How to publish Open Data from MELODIES

jonblower commented 9 years ago

This is to start a discussion on how we should publish data from the MELODIES project as Open Data. The ideal situation is to publish five-star linked open data where everything is described as RDF, with links to other datasets and vocabularies.

The current list of open data planned from the MELODIES project is on the [EMDESK Wiki]() (perhaps we should move it to GitHub? -> see #5), although we should consider other datasets too in an attempt to identify generically-useful methods.

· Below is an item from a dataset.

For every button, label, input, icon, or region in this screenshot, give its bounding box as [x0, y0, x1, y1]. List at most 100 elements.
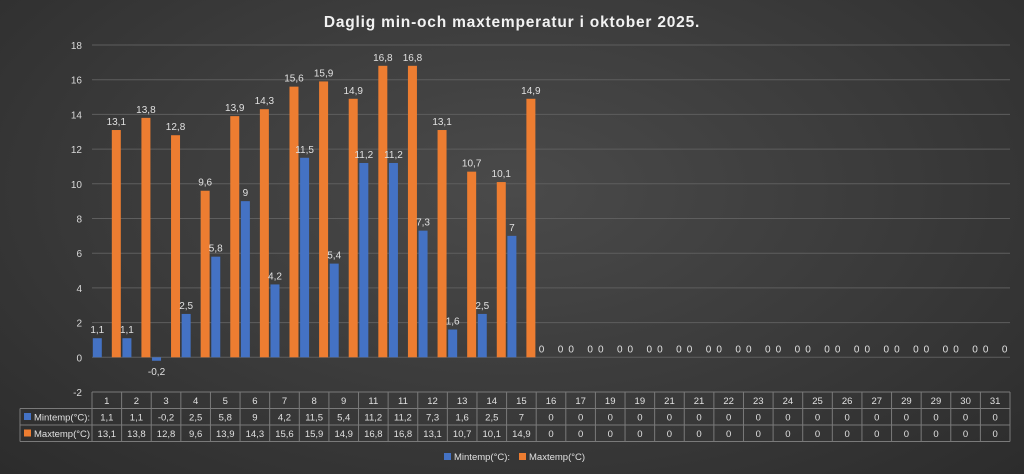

We consider three levels of information:

Individual observations or measurements.
Collections of observations/measurements, i.e. datasets.
Collections of datasets, i.e. catalogues.

Our goals are:

We are obliged to publish dataset in the GEOSS DataCORE. There are various ways to do this, with instructions here. For example, we can submit metadata documents, or provide an OpenSearch endpoint.
We would like to appear in the Linked Open Data Cloud, which means publishing through the VoID vocabulary.
We would also like to appear in Google searches, which could be achieved by describing data through schema.org, although I'm not sure how this works in practice.
We would like to be able to visualise and interact with data at the level of observations (not just datasets), meaning the data themselves must be available on the web in some useful web-friendly way.

How can we achieve the above? Questions include:

Which vocabularies/ontologies to use?
Where should we host the RDF descriptions of datasets? On our own servers, or can we publish them elsewhere? Don't forget that we want to demonstrate geospatial linked data and not all data-hosting sites are geo-enabled.
How do we publish the data themselves, given that an RDF dump of a large raster dataset is probably not a good idea? And how do we link data files to the metadata descriptions (and vice versa)?
How do we expose data to interactive web portals (which means interacting at the level of observations, not just datasets)?

Discussion is welcome!

letmaik commented 9 years ago

The first three goals are all at dataset level. For that we should at a minimum use the established W3C vocabularies DCAT and VoID for describing datasets (I don't think schema.org will be that useful currently, but I may be wrong). DCAT and VoID have some overlap in general metadata (importing other vocabularies like DC and FOAF). The difference between them is that DCAT is for arbitrary datasets (actual dataset can be random files), while VoID is specifically meant for LOD datasets where the whole dataset consists of RDF triples. This is made obvious by the fact that you should provide a SPARQL endpoint within VoID for the dataset, and may provide statistics of triples (counts, basically dataset size). With VoID an OpenSearch.xml description can also be linked to, but this is only for searching within the dataset with free text search.

Some facts:

DCAT allows to refer directly to dataset files with given mime-types (called "download URL"), which means that there is no layer for describing available observations within DCAT (if we use this separation)
DCAT also allows to point to an "access URL", which is "A landing page, feed, SPARQL endpoint or other type of resource that gives access to the distribution of the dataset"
VoID only has a Dataset level, DCAT has Catalog and Dataset ~~(we probably can ignore Catalog)~~
DCAT allows to describe temporal and spatial extent of a dataset, which will be useful for geo search engines (and for providing an OpenSearch Geo/Time service)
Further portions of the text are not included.